Artificial Intelligence and Machine Learning Blogs
Explore AI and ML blogs. Discover use cases, advancements, and the transformative potential of AI for businesses. Stay informed of trends and applications.
cancel
Showing results for 
Search instead for 
Did you mean: 
MarioDeFelipe
Active Contributor
3,625

Because I say so. That was easy.

No, serious, we just close June and I was lucky enough to participate in both Sapphire in Orlando and Barcelona, brilliant discussions around AI. I will summarize and structure my conversations in this blog.

AI Agents (for Dummies)

As already discussed in this community, AI Agents are applications we build on top of an LLM in which we give instructions and expect an outcome. Thats it.

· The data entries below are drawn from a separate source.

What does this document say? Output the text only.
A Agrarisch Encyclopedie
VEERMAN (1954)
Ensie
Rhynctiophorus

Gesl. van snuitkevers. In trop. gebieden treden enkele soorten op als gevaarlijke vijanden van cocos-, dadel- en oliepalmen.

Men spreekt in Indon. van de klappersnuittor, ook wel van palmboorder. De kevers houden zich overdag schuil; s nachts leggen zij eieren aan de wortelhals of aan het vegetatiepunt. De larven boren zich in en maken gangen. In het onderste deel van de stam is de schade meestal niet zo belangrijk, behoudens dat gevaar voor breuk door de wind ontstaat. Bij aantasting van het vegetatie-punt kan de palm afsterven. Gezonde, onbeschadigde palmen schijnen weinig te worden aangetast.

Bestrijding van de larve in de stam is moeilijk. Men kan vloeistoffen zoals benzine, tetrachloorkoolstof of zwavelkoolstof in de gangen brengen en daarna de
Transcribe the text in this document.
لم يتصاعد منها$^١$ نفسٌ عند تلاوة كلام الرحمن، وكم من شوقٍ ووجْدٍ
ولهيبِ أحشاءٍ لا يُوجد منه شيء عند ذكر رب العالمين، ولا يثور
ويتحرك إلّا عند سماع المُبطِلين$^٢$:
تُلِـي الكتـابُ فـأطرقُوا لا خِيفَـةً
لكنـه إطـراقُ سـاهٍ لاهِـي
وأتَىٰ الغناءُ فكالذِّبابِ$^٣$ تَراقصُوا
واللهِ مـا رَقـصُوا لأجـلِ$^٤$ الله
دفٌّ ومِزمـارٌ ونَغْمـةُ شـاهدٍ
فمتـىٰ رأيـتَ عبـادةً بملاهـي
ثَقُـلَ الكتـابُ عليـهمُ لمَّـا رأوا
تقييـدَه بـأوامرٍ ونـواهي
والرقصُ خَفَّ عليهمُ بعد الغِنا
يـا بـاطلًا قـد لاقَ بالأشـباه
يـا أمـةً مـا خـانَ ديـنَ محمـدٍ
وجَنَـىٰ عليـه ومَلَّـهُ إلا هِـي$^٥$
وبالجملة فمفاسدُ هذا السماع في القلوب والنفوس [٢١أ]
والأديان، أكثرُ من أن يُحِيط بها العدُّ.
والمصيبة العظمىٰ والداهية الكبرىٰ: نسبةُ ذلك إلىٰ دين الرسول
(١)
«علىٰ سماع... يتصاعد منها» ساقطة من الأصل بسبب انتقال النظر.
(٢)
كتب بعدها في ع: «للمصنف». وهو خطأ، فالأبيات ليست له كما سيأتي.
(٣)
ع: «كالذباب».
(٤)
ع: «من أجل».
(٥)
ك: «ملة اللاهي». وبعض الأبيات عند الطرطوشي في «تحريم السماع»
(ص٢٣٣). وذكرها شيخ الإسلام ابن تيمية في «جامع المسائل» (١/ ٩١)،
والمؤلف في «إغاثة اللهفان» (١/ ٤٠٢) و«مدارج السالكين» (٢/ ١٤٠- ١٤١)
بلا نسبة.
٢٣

It’s also valuable to highlight what an AI agent is not:

  1. Scripted: agents, by my definition, do not follow a pre-determined sequence of steps or tool calls, because the agent is responsible for choosing the right tool call to make the next
  2. Black Box: agents can and should show their work in the same way that a human would if you delegated tasks to them

Successful AI Agents are gaining traction of the industry, like search agents (Perplexity). In the SAP world, an Agent is built to complete a specific outcome, like Maintenance Planning Agent .

Agents are the coolest wrappers on top of LLMs these days because, yes, Agents are limited by their model(s). The underlying model(s) you use is the brain of your agent’s body. If the model sucks at making decisions, there is no way to end up in anything good.

In fact, there is a trade-off between over spending our time in AI Agents vs Fine Tuning small models on specific tasks. 

Back to my topic, if you look for documentation, there is a lot, but for simplicity, Agents are programmed with Planning, Tools, and Memory (I am missing Instructions because its not coded, and I am oversimplifying)

Screenshot 2024-06-29 at 11.25.29.png

For each of the blocks described above, we have a lot of coding, and that's why I deliberately removed Instructions because Instructions are not coded.

This means in order to build our agents, we use a Framework.

An AI Framework (like CrewAI, Amazon Bedrock, Microsoft AutoGPT, or SAP Generative AI Hub) provide us the mechanism to develop the Agents, but if you look at the differences between the Frameworks, essentially we can summarize the differences in two blocks;

 

Screenshot 2024-06-29 at 11.48.29.png

 

Screenshot 2024-06-29 at 12.21.27.png

 

# 1. The Memory

Back to the origin of this blog, why we should be building our SAP AI agents on BTP and BTP only, Memory and Tools have a fundamental weight in the success of an SAP Agent scenario.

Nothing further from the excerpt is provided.